AGOA, a cornerstone of US-Africa trade relations for 25 years, permits eligible African nations to export thousands of products to the United States without duties. In 2024, trade under the initiative totaled $8.23 billion, with South Africa and Nigeria as the largest beneficiaries. The program lapsed for several months last year after expiring on September 30, amid a US administration broadly skeptical of long-term trade pacts. The new extension includes fresh demands for greater market access for American goods, as stated by US Trade Representative Jamieson Greer, who emphasized that a modernised AGOA must “yield more market access for US businesses, farmers, and ranchers.”
For many African exporters, the brief extension offers little reassurance. Pankaj Bedi, CEO of United Aryan, a Nairobi-based jeans manufacturer supplying US brands like Wrangler and Levi’s, said the company had absorbed costly tariffs during the lapse to retain clients, pushing its 10,000-strong workforce to the brink. “The extension gives us a breather, which is critical. But it won’t help with the long-term orders and investments to sustain us,” Bedi noted, adding that seasonal planning remains insecure.
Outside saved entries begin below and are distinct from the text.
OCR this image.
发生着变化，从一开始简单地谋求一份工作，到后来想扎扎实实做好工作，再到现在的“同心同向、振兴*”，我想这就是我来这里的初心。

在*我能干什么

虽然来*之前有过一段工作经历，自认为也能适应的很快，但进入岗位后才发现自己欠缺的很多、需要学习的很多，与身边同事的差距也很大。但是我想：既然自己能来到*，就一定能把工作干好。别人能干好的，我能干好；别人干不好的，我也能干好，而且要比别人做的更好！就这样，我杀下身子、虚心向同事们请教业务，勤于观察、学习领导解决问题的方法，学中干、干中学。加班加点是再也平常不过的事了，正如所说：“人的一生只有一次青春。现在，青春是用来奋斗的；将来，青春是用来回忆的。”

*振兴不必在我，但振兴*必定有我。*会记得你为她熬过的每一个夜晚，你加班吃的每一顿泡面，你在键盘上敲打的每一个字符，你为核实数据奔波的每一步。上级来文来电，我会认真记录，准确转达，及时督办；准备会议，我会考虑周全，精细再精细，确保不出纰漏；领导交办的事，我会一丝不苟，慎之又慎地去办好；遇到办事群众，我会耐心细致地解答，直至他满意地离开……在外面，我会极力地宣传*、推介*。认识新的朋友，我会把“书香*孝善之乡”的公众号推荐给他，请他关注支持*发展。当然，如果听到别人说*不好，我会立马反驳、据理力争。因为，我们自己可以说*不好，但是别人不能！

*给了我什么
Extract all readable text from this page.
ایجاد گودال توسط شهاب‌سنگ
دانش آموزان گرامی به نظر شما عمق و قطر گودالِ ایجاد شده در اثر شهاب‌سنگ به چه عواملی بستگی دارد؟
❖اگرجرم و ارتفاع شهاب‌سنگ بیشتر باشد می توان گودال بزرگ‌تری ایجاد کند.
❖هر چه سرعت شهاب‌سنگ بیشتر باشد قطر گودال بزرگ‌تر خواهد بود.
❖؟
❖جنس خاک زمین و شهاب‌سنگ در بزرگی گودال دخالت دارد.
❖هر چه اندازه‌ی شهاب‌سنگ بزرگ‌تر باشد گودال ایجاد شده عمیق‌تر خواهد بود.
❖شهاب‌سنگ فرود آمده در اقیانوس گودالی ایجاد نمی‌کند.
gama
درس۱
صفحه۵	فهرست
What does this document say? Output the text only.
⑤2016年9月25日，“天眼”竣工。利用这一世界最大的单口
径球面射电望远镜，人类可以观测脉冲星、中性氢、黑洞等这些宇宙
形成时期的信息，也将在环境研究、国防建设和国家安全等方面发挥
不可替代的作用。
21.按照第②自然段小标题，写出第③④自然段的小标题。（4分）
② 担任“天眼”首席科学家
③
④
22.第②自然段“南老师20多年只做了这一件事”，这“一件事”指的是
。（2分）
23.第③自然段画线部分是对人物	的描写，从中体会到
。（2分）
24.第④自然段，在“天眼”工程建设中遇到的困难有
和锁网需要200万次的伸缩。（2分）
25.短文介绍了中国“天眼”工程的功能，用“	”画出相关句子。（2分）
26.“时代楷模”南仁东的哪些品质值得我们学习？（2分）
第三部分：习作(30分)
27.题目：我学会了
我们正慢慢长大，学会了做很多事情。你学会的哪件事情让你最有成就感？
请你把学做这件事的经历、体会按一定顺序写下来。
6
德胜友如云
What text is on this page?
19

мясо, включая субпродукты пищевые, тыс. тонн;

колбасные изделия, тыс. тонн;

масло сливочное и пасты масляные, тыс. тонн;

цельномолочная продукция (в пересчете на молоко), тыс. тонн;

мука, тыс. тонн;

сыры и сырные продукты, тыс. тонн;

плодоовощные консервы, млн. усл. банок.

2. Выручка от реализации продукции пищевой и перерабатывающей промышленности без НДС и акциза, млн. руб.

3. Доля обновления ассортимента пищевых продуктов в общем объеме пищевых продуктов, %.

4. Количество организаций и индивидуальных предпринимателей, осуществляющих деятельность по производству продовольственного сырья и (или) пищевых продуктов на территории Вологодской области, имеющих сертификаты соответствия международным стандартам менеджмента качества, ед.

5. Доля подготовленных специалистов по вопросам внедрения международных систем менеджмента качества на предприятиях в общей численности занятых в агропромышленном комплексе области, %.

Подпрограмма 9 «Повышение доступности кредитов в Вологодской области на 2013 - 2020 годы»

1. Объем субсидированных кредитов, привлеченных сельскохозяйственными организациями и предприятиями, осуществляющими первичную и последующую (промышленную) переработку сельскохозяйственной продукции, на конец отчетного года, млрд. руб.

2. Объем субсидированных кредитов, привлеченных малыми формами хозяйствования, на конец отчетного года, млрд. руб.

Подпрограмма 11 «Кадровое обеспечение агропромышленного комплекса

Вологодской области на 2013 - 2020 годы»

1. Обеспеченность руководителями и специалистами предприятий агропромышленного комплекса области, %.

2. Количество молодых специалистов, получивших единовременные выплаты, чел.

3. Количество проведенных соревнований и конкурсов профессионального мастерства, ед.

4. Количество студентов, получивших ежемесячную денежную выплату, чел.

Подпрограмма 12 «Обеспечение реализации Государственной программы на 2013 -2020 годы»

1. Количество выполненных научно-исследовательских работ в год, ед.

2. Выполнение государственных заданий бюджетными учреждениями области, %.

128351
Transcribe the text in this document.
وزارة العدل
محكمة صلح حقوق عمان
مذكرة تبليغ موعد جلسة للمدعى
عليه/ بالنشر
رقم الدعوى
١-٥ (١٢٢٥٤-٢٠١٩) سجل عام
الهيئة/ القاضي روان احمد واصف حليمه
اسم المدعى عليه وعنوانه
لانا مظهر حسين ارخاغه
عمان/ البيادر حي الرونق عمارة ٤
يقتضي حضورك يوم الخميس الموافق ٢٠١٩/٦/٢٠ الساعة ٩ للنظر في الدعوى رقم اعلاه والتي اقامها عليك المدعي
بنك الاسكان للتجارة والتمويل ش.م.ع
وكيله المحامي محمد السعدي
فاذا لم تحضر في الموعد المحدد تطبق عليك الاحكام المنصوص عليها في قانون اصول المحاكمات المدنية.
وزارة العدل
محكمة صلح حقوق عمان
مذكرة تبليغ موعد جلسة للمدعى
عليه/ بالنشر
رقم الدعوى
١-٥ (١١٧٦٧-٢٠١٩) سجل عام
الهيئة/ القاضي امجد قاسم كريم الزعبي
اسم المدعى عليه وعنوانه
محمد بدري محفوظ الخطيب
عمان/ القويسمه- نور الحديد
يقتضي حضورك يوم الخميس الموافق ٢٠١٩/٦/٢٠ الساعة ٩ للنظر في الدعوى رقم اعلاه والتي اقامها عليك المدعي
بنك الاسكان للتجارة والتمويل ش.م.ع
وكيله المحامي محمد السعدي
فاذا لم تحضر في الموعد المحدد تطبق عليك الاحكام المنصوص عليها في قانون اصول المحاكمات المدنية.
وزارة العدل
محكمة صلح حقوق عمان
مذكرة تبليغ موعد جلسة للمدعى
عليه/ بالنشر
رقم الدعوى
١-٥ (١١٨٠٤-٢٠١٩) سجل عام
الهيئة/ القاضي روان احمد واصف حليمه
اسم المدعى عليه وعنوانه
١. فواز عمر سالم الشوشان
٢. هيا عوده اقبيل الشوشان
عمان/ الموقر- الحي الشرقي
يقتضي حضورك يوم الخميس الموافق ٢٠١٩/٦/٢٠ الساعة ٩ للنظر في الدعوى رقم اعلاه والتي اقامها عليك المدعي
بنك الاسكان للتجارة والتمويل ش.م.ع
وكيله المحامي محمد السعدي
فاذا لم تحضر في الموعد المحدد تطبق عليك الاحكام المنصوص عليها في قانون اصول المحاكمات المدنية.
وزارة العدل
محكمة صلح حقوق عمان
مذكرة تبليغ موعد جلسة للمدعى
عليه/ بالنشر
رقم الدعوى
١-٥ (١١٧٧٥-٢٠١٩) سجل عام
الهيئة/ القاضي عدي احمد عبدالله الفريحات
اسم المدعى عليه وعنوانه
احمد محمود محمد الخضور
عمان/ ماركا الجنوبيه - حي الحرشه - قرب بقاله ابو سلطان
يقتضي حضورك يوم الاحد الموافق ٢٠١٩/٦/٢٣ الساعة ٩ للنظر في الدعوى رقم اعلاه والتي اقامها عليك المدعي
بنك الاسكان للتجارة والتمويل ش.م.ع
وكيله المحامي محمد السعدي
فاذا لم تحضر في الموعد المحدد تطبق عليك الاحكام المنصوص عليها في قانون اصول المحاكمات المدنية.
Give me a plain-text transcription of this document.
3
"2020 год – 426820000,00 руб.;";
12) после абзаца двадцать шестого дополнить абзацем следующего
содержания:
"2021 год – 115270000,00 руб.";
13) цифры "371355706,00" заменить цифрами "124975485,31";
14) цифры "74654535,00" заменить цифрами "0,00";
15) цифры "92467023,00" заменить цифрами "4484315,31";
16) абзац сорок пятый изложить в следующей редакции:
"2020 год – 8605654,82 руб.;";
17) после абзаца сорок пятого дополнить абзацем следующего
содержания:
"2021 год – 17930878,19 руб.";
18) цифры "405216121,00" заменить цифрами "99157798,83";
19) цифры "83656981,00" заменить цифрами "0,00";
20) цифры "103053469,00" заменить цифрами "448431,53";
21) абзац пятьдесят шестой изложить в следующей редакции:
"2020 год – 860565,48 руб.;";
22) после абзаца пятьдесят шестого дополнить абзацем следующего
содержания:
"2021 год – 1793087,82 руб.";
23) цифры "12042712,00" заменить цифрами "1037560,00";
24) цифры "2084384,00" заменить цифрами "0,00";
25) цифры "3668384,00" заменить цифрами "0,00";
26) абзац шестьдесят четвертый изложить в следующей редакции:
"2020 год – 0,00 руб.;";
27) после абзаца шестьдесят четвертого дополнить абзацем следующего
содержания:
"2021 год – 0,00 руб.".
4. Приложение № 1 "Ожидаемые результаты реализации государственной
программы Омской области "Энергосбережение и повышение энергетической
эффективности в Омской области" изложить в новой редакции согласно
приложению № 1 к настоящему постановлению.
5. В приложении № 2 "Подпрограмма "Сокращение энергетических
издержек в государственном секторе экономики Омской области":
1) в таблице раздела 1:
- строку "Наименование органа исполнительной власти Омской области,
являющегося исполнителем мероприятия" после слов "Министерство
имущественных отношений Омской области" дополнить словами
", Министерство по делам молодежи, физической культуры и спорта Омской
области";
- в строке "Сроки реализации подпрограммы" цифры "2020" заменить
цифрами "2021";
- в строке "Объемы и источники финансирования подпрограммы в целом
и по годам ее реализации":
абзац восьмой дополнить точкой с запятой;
The truncated timeline has sparked particular alarm in Lesotho, a major apparel exporter to the US. Hundreds of workers protested in October after US tariffs disrupted orders. Tsepang Makakole, a union leader, explained that initial negotiations aimed for a ten-year renewal, which was reduced to three years and now one. “Investors could say, ‘By this time next year, we should be out of Lesotho,’” he warned, citing eroding confidence in the US market.
South Africa’s government also expressed concern over the short duration, calling for a deal that provides predictability for investment decisions. With AGOA supporting tens of thousands of jobs across 32 African countries, stakeholders argue that annual renewals deter the capital expansion needed for industrial growth. The one-year window now pressures African governments and businesses to negotiate a more durable framework while managing immediate operational disruptions.
Analysts note that the extension averts immediate supply chain shocks but does little to reverse a trend of waning US commitment to continent-wide trade preferences. Without a long-term horizon, manufacturers may defer or cancel expansion plans, potentially shifting production to regions with more stable trade terms. The coming year will likely see intensified diplomacy as African nations seek to lock in a renewed, multiannual AGOA before the current reprieve expires.